[ci] job timeout should only take `script` section into account.

Summary

Each job has a timeout (either per runner or per repository), supposedly to keep stuck and out-of-bound jobs under control.

Now there are a few time-consuming stages, that can be influenced by the user, namely:

  • before_script
  • script
  • after_script

However, there are some more steps involved that add up to the total time, e.g.:

  • docker image fetch
  • pre_clone_script of the runner.

It would be great, if the timeout (at least the per-project timeout) would only take the user-accountable stages into account.

Steps to reproduce

  • setup CI-runner myrunner
    • configure the runner with a pre_clone_script: sleep 1000
  • configure project FOO to use CI/CD
    • configure the CI-timeout to be 10 minutes
    • configure a job to be run on myrunner
  • trigger a pipeline for project FOO to be executed on runner myrunner

What is the current bug behavior?

Notice how the job will always fail due to timeouts, regardless of the actual time spent in the (user-controlled) .gitlab-ci.yml

What is the expected correct behavior?

I would have expected the timeout to only take the actual user-defined parts into account (script, before_script, post_script,...).
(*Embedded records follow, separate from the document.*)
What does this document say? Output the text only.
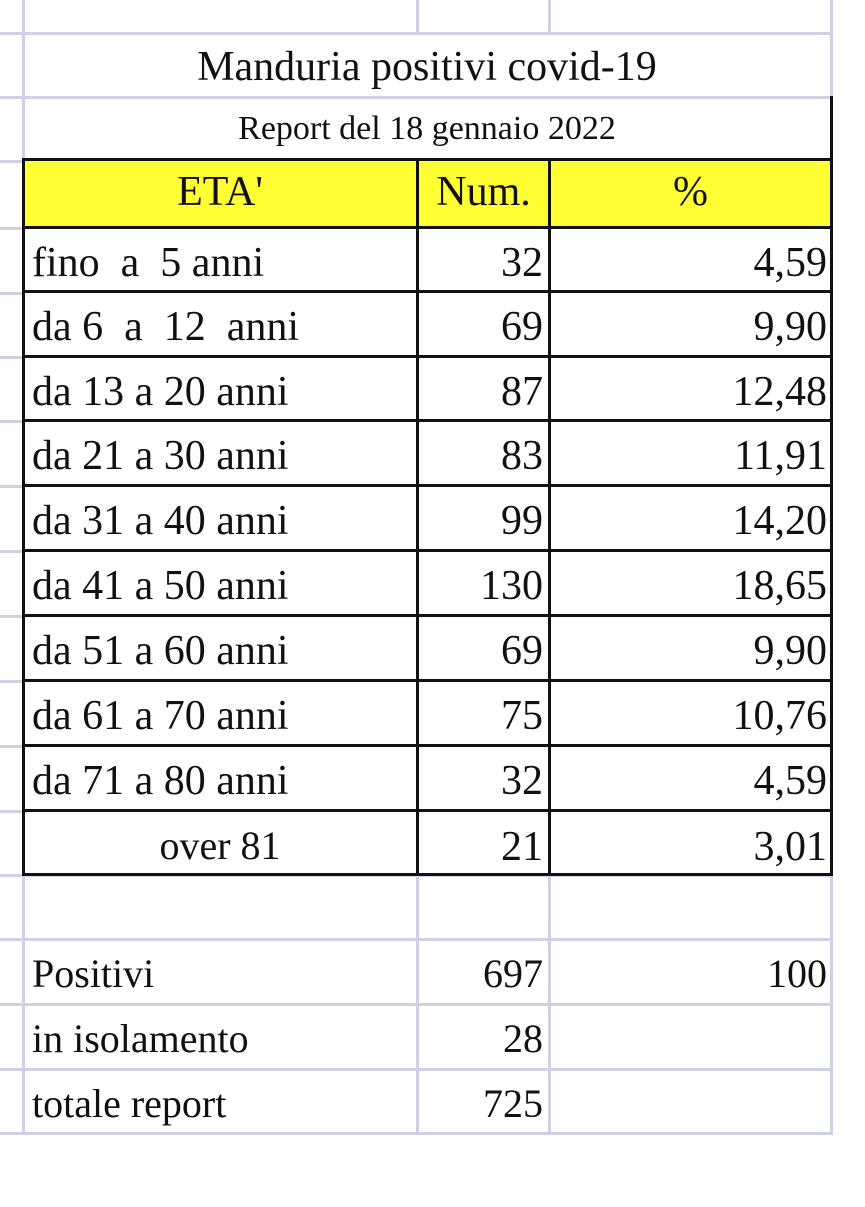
Manduria positivi covid-19
Report del 18 gennaio 2022
ETA'	Num.	%
fino  a  5 anni	32	4,59
da 6  a  12  anni	69	9,90
da 13 a 20 anni	87	12,48
da 21 a 30 anni	83	11,91
da 31 a 40 anni	99	14,20
da 41 a 50 anni	130	18,65
da 51 a 60 anni	69	9,90
da 61 a 70 anni	75	10,76
da 71 a 80 anni	32	4,59
over 81	21	3,01
Positivi	697	100
in isolamento	28
totale report	725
So even if the pre_clone_script takes long, or fetching a (largish) docker-image takes long, this doesn't take away time from the actual build process.

Possible fixes

Have the per-project timeout only take those values into account that can be influenced by the user. In order to catch stalled pre_clone_script runs or similar, there might be an additional (per-runner) timeout that only applies to the steps outside ther user's control.

/label ~"CI/CD"

Edited by umlaeute